Il reato ex art. 643 c.p. è inquadrato all’interno dei delitti contro il patrimonio. Il fondamento di tutela alla base di questa norma è dunque essenzialmente la necessità di proteggere il patrimonio della persona offesa.

Secondo autorevole dottrina, però, è possibile ricollegare a tale norma un fondamento ancora più ampio e non legato necessariamente alla tutela patrimoniale, quale l’esigenza di proteggere la libertà di autodeterminazione delle persone offese, caratterizzate da condizione psico-fisica di debolezza.

Dunque, sintetizzando le varie opinioni dottrinali, si può sintetizzare come il bene giuridico tutelato ex art. 643 c.p. sia l’integrità patrimoniale, sia la libertà di autodeterminazione del soggetto debole.

Leggi anche: Truffa aggravata – una guida rapida

Il soggetto passivo

Ma chi è, esattamente, il soggetto passivo di questa norma?

Come abbiamo avuto modo di anticipare nella prima parte del nostro approfondimento, la dottrina dibatte su chi possa essere considerato quale soggetto passivo della norma.

Il richiamo del legislatore fa riferimento alla condotta di colui che abusa

dei bisogni, delle passioni o della inesperienza di una persona minore, ovvero abusando dello stato d’infermità o deficienza psichica di una persona, anche se non interdetta o inabilitata (…)

Da tale lettura, sembrerebbe che la qualificazione della persona offesa possa essere slegata al concetto di interdizione e inabilitazione ai sensi civilistici.

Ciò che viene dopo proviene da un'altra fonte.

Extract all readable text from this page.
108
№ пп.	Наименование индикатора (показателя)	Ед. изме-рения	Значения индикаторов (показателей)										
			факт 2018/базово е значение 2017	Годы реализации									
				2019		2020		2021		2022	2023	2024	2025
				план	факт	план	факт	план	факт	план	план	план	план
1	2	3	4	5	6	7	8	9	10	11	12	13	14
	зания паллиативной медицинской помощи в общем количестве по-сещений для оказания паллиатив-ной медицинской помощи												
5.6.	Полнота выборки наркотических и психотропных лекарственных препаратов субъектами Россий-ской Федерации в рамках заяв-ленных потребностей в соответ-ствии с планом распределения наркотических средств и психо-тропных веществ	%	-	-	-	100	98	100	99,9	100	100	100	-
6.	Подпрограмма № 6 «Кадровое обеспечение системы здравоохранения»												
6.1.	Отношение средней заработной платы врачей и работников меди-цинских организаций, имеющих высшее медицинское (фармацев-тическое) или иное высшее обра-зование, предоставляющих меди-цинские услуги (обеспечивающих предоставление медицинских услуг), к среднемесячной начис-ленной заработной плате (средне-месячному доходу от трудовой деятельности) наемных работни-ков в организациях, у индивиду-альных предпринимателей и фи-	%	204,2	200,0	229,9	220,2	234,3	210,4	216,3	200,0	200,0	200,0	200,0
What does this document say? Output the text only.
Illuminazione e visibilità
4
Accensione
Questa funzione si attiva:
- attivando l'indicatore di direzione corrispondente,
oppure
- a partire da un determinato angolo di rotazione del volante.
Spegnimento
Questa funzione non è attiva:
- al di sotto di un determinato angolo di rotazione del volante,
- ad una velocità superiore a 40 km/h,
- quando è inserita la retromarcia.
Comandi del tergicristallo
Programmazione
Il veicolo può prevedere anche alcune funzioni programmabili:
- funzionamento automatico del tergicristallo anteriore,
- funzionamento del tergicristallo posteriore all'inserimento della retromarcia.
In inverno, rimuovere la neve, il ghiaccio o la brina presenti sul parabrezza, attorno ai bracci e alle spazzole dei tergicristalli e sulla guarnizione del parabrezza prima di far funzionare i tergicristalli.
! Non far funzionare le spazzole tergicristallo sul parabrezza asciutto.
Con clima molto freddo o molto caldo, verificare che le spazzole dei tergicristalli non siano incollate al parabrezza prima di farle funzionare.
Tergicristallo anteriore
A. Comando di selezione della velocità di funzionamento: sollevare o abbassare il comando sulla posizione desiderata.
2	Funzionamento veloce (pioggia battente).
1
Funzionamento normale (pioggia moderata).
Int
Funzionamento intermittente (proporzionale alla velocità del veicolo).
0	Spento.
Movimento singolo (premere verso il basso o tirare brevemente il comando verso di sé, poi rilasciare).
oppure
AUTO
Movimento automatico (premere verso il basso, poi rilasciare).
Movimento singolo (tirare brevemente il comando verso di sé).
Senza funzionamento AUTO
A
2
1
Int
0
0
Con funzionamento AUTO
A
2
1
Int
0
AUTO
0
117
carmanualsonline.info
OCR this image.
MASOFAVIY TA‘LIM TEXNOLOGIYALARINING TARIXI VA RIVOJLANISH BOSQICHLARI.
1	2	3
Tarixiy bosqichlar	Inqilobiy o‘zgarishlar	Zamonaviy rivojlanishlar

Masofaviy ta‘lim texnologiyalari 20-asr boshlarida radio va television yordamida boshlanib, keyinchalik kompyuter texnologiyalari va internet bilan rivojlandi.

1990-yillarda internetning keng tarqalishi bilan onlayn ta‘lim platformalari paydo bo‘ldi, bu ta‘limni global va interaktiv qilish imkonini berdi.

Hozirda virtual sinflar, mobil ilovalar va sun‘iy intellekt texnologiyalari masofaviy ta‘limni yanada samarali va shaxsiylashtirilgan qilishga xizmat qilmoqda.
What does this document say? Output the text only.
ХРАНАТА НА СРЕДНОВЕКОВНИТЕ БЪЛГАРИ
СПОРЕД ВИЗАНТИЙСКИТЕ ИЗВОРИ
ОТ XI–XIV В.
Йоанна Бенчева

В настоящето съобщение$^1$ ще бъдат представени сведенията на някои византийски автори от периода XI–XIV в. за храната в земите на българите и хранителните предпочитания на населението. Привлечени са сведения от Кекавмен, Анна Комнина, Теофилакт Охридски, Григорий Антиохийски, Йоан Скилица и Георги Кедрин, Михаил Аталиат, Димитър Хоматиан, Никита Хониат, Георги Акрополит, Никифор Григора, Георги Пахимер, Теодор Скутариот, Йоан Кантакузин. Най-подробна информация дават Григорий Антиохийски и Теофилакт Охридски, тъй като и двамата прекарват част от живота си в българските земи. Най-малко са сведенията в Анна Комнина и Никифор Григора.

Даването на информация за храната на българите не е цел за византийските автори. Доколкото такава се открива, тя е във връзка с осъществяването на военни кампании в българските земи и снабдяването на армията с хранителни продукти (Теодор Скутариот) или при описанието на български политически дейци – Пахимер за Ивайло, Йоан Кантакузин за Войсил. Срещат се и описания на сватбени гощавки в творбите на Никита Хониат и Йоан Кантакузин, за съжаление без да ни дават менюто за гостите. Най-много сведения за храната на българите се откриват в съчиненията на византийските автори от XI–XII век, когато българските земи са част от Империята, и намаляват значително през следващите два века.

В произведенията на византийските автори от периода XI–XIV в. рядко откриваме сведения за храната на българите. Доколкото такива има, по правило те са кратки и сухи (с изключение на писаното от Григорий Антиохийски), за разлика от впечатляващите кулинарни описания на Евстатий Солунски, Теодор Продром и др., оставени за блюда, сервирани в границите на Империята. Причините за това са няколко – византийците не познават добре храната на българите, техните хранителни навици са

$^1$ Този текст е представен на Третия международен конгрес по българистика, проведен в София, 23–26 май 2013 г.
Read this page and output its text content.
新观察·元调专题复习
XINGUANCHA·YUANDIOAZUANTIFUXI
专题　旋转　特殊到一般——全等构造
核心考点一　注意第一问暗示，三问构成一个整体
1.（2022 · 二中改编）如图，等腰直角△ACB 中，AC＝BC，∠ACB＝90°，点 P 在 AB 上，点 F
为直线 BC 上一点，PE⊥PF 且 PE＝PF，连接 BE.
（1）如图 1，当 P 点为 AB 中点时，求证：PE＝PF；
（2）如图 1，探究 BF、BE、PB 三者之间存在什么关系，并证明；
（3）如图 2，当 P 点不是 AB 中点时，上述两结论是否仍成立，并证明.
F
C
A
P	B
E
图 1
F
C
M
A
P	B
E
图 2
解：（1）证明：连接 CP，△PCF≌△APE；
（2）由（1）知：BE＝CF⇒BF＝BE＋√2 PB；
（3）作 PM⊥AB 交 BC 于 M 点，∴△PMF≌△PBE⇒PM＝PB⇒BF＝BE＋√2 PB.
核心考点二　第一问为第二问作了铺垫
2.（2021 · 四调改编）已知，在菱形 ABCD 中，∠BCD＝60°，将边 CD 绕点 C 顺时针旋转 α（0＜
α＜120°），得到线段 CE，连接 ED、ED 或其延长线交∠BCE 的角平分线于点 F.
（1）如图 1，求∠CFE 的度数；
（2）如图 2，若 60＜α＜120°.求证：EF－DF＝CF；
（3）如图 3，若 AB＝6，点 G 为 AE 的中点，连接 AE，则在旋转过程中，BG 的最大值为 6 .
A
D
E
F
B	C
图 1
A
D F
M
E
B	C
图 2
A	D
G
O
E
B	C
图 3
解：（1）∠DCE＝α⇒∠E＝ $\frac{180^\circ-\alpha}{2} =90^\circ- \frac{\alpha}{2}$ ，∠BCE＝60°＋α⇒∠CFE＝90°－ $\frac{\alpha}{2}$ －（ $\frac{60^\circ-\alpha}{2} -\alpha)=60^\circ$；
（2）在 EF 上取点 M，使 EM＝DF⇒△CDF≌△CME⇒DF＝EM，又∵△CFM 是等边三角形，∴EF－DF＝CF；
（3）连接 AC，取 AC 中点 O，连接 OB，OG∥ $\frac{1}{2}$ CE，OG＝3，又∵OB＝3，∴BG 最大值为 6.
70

E che, dunque, non sia richiesto che lo stato di infermità o di deficienza psichica della persona sia catalogabile tra le affezioni di natura psichiatrica.

Ricollegandoci a quanto sopra già condiviso, la dottrina discute anche se possa essere considerato come soggetto passivo colui che soffre di infermità mentale assoluta, o meno. In altri termini, buona parte della dottrina richiede essenziale che il soggetto infermo abbia almeno una minima capacità psichica. Non potrebbe pertanto essere considerato vittima del reato colui che non è assolutamente in grado di esprimere una pur minima capacità psichica.

Tale orientamento, al quale si aderisce, richiama alla memoria il fatto che il legislatore abbia utilizzato il verbo “indurre” nel dispositivo dell’art. 643 c.p. Tale verbo presupporrebbe pertanto il fatto che il soggetto sia almeno cosciente, anche se infermo o immaturo. E che dunque la parte attiva possa sfruttarne le menomate capacità.

La condotta

Passando poi alla breve analisi della condotta che può permettere di qualificare il reato, ricordiamo come il comportamento oggetto di incriminazione sia quello dell’induzione attraverso un abuso della condizione di minoranza psichica.

Chiaro è l’intento, in questo ambito, del legislatore, che nel dispositivo pone l’accesso al comportamento di colui che procura un profitto

abusando dei bisogni, delle passioni o della inesperienza di una persona minore

ovvero

abusando dello stato d’infermità o deficienza psichica di una persona, anche se non interdetta o inabilitata

al fine di indurla

a compiere un atto che importi qualsiasi effetto giuridico per lei o per altri dannoso

Ne deriva dunque che la condotta deve portare a un duplice evento. Da una parte l’adozione di uno specifico atto da parte della vittima. Dall’altra parte la determinazione di un danno per l’incapace o per altri.

Si aggiunge in tal proposito che il reato si configura con il dolo specifico, ovvero con la consapevolezza di voler procurare a sé o ad altri un profitto.

Le sanzioni

L’ultimo passaggio del dispositivo è dedicato alle sanzioni previste, precisando che l’abuso di cui sopra

è punito con la reclusione da due a sei anni e con la multa da duecentosei euro a duemilasessantacinque euro.